Complete feeds are formulated to be fed in larger amounts as compared to hard feeds that boast a lower fibre/grain mix. In short, it can be fed to horses without the need for them to be fed any hay. As such, you would need to feed your horse small meals throughout the day. With this said, reading and following feeding instructions is essential so that you get the amounts absolutely right.

By-product Fibre Sources

There is a choice of by-product fibre sources available which means if you find you are short of hay for any reason at all, you can always fall back on these in an emergency. These include the following:

  • Sugar Beet Pulp
  • Bran
  • Grain hulls

Sugar Beet Pulp

Sugar beet pulp is a great fibre source for two reasons. Firstly, it's extremely palatable and secondly, it's highly digestible. Research into equine nutrition has shown that a horse's diet can be quite safely made up of anything up to 55% sugar beet pulp.

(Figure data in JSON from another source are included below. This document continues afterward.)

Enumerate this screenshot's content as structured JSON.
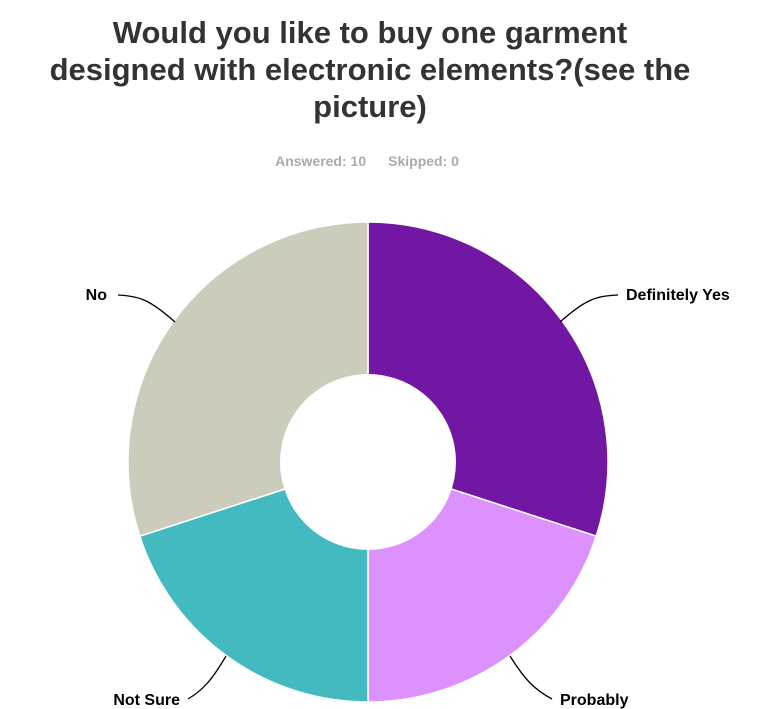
{
  "chart_data": {
    "type": "pie",
    "donut": true,
    "title_lines": [
      "Would you like to buy one garment",
      "designed with electronic elements?(see the",
      "picture)"
    ],
    "summary": {
      "answered": "Answered: 10",
      "skipped": "Skipped: 0"
    },
    "categories": [
      "Definitely Yes",
      "Probably",
      "Not Sure",
      "No"
    ],
    "values": [
      3,
      2,
      2,
      3
    ],
    "colors": [
      "#7217a3",
      "#dd91fd",
      "#43bac0",
      "#ccccbc"
    ],
    "legend": "none"
  }
}
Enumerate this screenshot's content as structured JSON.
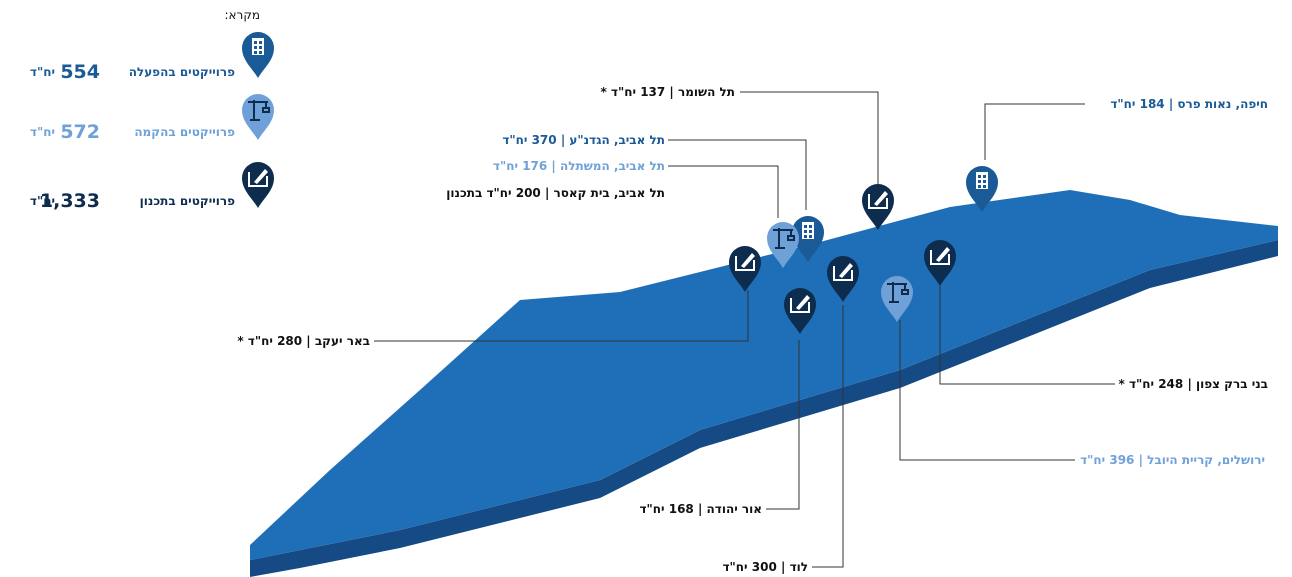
{
  "legend": {
    "title": "מקרא:",
    "items": [
      {
        "label": "פרוייקטים בהפעלה",
        "count": "554",
        "unit": "יח\"ד"
      },
      {
        "label": "פרוייקטים בהקמה",
        "count": "572",
        "unit": "יח\"ד"
      },
      {
        "label": "פרוייקטים בתכנון",
        "count": "1,333",
        "unit": "יח\"ד"
      }
    ]
  },
  "locations": [
    "תל השומר | 137 יח\"ד *",
    "חיפה, נאות פרס | 184 יח\"ד",
    "תל אביב, הגדנ\"ע | 370 יח\"ד",
    "תל אביב, המשתלה | 176 יח\"ד",
    "תל אביב, בית קאסר | 200 יח\"ד  בתכנון",
    "באר יעקב | 280 יח\"ד *",
    "בני ברק צפון | 248 יח\"ד *",
    "ירושלים, קריית היובל | 396 יח\"ד",
    "אור יהודה | 168 יח\"ד",
    "לוד | 300 יח\"ד"
  ]
}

The thing to bear in mind, is that it's digestibility is a lot higher than that of the majority of hays including grass hay. For this reason, it's important to make sure your horse's diet is well balanced if and when you want to include sugar beet pulp in their diet rather than hay.

Brans

Rice bran and wheat bran are two more alternative fibre sources for horses, although not quite as desirable due to the high phosphorus content. However, if you have run out of hay, they are both useful to have in a feed room for emergencies. It's important that horses when fed bran are given adequate amounts of calcium with the ratio being a minimum of 1:1.

Another thing about rice bran is that it boasts a high fat content, which means it's not a good idea to feed it to horses that are overweight or obese.

Conclusion

It can be extremely frustrating when you run out of hay or find that your stock of hay bales has turned mouldy and therefore unusable. If you have to wait for a hay delivery, don't despair because the alternative fibre sources listed above will ensure your horse gets the correct amount in their diet until the delivery arrives. By far the best choice is haycubes which tend to work out a little cheaper than complete feeds. They are better to feed to horses rather than by-products such as bran because of the phosphorus problem. If you have any concerns about your horse's fibre intake you should discuss things with your vet.